Donald Trump impose droits de douane de 50% sur produits canadiens
Washington impose des droits de douane de 50 % sur une large gamme de produits canadiens
Les États-Unis imposent des droits de douane de 50% sur de nombreux produits canadiens (vin, bâtons de hockey, ciment). Mesures applicables le 19 août 2026.
Le président américain Donald Trump a signé des proclamations imposant des droits additionnels de 50 % sur une série importante de produits canadiens, invoquant un traitement discriminatoire d’Ottawa envers certains exportateurs américains. Les nouvelles mesures, annoncées le 20 juillet 2026 et fixées pour entrée en vigueur dans 30 jours, visent notamment des secteurs symboliques tels que les boissons alcoolisées, l’automobile et les produits laitiers. (whitehouse.gov)
Mesures annoncées par la Maison-Blanche
La Maison-Blanche a publié un dossier expliquant que le président a pris trois proclamations distinctes au titre de l’article 338 de la loi tarifaire de 1930 pour « compenser » ce qu’elle considère comme des pratiques discriminatoires du Canada à l’égard des exportations américaines. Les textes indiquent que, sauf disposition contraire, les droits additionnels de 50 % s’appliqueront aux marchandises canadiennes importées pour consommation à compter du 19 août 2026. (whitehouse.gov)
Produits visés et exemptions
Les listes établies par la présidence couvrent une gamme de produits allant du vin et des bâtons de hockey au ciment, ainsi qu’à certains produits laitiers et véhicules, d’après la fiche d’information publiée par l’administration. La Maison-Blanche a toutefois précisé que l’énergie, la potasse et certains biens déjà soumis à tarifs sectoriels spécifiques ne sont pas concernés par ces nouvelles mesures. Les obligations prévues s’appliqueront indépendamment du traitement préférentiel prévu par l’Accord Canada–États‑Unis–Mexique (ACEUM/USMCA). (whitehouse.gov)

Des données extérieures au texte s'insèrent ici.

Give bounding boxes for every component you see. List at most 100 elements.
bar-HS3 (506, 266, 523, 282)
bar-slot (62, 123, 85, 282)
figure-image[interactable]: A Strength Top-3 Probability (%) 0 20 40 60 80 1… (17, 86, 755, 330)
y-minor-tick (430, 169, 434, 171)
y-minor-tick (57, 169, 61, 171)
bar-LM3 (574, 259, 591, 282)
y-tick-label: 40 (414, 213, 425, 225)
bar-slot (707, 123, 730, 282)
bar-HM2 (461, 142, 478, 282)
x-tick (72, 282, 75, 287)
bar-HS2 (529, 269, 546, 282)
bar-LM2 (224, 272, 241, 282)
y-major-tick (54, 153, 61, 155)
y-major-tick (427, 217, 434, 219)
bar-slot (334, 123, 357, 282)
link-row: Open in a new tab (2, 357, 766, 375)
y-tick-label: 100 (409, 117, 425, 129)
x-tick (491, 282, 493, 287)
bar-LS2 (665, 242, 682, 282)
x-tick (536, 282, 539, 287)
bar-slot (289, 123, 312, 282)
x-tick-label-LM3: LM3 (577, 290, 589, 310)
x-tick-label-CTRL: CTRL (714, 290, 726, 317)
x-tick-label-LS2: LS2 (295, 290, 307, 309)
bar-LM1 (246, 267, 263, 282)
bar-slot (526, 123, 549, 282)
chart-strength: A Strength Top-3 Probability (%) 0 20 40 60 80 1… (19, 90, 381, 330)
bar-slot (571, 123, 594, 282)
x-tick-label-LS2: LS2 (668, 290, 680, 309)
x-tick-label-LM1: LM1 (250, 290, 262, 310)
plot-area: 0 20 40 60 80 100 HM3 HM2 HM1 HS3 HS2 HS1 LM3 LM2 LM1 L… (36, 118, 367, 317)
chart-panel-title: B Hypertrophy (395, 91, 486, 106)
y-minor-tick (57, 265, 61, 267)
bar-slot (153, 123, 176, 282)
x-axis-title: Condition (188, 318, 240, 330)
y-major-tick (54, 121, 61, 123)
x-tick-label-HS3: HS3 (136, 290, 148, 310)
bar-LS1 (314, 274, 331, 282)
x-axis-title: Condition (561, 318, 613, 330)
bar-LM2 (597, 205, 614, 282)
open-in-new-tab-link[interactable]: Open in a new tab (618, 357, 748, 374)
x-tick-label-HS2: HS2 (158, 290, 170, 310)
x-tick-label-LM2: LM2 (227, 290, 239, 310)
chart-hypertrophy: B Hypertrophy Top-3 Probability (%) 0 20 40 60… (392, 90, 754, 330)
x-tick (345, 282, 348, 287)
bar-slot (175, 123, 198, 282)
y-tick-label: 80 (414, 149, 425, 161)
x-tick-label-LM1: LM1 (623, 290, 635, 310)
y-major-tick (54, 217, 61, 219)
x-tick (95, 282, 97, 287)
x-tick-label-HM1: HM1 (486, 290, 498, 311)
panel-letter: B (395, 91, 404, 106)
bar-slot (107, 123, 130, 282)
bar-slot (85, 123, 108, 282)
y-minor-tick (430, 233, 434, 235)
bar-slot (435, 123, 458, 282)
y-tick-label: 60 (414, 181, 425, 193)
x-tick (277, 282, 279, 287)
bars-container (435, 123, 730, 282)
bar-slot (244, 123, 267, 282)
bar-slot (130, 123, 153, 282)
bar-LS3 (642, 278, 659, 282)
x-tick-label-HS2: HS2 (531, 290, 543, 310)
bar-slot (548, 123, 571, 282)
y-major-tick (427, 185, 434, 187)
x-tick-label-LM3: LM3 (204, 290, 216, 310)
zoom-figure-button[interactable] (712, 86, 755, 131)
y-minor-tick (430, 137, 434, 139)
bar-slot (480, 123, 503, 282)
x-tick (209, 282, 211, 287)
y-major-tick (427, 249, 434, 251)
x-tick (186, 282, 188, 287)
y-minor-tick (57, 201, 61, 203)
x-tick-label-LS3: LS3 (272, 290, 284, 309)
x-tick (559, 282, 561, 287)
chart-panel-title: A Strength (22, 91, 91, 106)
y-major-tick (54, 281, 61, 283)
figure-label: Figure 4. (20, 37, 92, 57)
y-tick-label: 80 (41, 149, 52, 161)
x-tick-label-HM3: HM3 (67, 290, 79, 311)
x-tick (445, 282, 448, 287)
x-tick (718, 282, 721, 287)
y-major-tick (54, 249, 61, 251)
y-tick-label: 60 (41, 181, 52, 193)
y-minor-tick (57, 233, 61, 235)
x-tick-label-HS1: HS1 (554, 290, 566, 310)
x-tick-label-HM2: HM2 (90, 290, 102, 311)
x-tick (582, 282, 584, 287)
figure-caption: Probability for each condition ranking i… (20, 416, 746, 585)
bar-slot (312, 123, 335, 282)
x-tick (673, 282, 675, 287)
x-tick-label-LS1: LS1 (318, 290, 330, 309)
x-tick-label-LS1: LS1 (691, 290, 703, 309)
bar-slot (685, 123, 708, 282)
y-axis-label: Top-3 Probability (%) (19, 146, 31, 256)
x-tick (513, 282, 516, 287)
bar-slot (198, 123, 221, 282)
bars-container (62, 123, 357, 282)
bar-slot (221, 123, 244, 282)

Fondement juridique invoqué par Washington
L’administration a justifié l’action par l’utilisation d’une disposition rarement employée — l’article 338 du Tariff Act de 1930 — autorisant le président à imposer des droits visant à compenser des désavantages causés par la discrimination d’un pays étranger contre le commerce américain. Les documents officiels détaillent également des proclamations séparées consacrées aux véhicules, aux boissons alcoolisées et aux produits laitiers. Le recours à cette voie juridique marque une escalade technique, l’article 338 n’ayant jusqu’ici que peu ou pas été utilisé pour instituer de tels droits à large échelle. (whitehouse.gov)
Réaction officielle du Canada
Le gouvernement canadien, par la voix du premier ministre Mark Carney, a qualifié ces droits de « violation directe » de l’ACEUM et a annoncé que le pays était prêt à intensifier les discussions pour résoudre le différend. Ottawa a indiqué qu’il examinerait toutes les options politiques, commerciales et juridiques disponibles pour défendre les intérêts des producteurs et des entreprises canadiennes touchés par la mesure. Le message officiel insiste sur la volonté de préserver le commerce libre et équitable entre les deux pays. (pm.gc.ca)
Risques d’escalade et impact économique
Les nouvelles ont aussitôt suscité des inquiétudes dans les milieux d’affaires, notamment chez les exportateurs de produits agricoles, les manufacturiers et les distributeurs qui craignent des perturbations des chaînes d’approvisionnement et une augmentation des coûts pour les consommateurs américains et canadiens. Des observateurs rappellent que l’administration Trump a déjà imposé des droits importants à d’autres partenaires et que certaines de ces mesures avaient été contestées devant les juridictions compétentes. La crainte d’une réplique commerciale ou d’une cascade de mesures protectionnistes pèse sur les perspectives à court terme. (apnews.com)
Voies de recours et prochains pas diplomatiques
Plusieurs options juridiques et commerciales sont possibles : contestation devant les instances de règlement des différends prévues par l’ACEUM, recours devant l’Organisation mondiale du commerce, ou négociations bilatérales visant à obtenir des exemptions sectorielles ou un règlement. Ottawa a indiqué vouloir privilégier le dialogue mais se dit prêt à agir pour protéger ses intérêts. De leur côté, entreprises et fédérations sectorielles suivront de près la publication des listes définitives des produits et des modalités d’application pour évaluer l’ampleur de l’impact opérationnel.
La situation restera évolutive dans les semaines à venir, à mesure que les administrations préciseront les annexes techniques des proclamations et que les acteurs économiques mesureront les conséquences concrètes sur les échanges et les prix.